As developers over time we learn a broad range of skills, we learn to become technicians and actually produce the code, we learn to become architects and structure the solution and we also develop a sense of smell.
This sense of smell is the invaluable intangible quality of an experienced developer, the ability to know when something just doesn't look right.
Trust Your Instincts
Quite often you won't be able to articulate exactly what is making you feel uncomfortable about a particular piece of code or design but trust yourself, you know what good and bad code looks like.
Its important to bottom out what you think the smell is, its much better to take an hour now then to ignore what your experience is telling you and store up trouble further down the line.
Using Some Air Freshener
Talking it over with someone else in your team will force you to try and put into words what you think the problem is.
Try to work out if your issue with the code is related to the design or the implementation, is it related to performance or maintainability, gradually home in whats bugging you.
Is this API just wrong or do I just not like this switch statement? 
Am I worried about how this scales or do I just think we should split this function up a bit?
A lot of problems in development have been encountered before, some research online might well turn up other peoples thoughts on similar issues and how they went about solving them.

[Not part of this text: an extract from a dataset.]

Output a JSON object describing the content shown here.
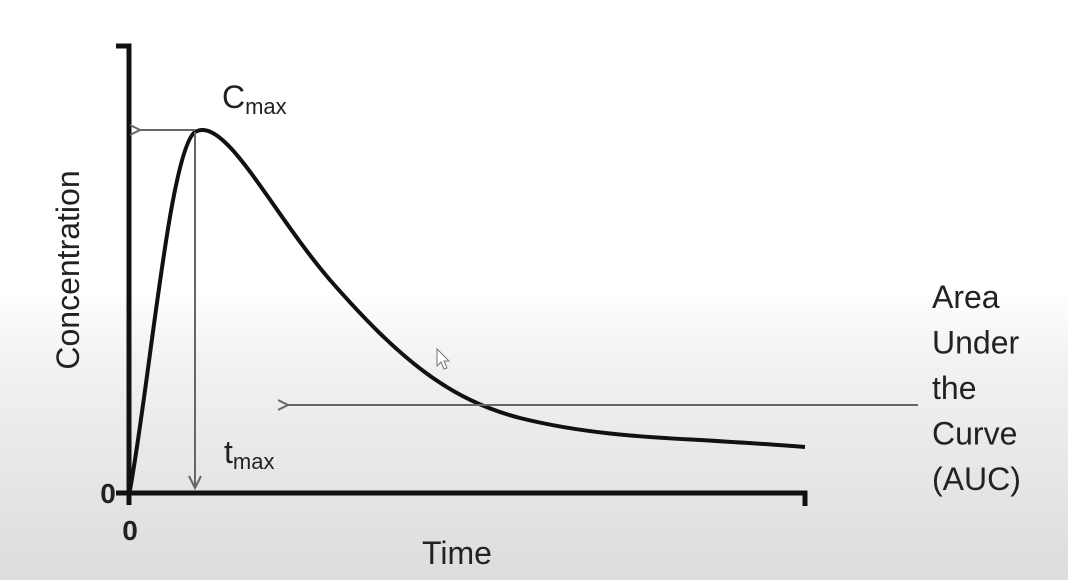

If you think its related to the structure of the code a quick review of standard design patterns might bring the light bulb moment, thats the problem we've got!
I've Smelt This Before
The complete list of all code smells is probably endless but there are certain standard smells that you should get used to the stench of, things like,
  • This code would be really difficult to change in the future.
  • This code is really difficult to test.
  • Its difficult to explain to others how this works.
  • This part of the code is always breaking. 
  • We seem to copy and paste this a lot.
Its important to distinguish these smells from personal preference, just because you wouldn't have coded that way doesn't mean its wrong, but if your nose starts twitching just take the time to work out where that smell is coming from.
A good sense of smell is what distinguishes good developers from mediocre ones, always trust your instincts there what makes you one of the good ones, don't just settle for something that works take a deep breath and smell the roses.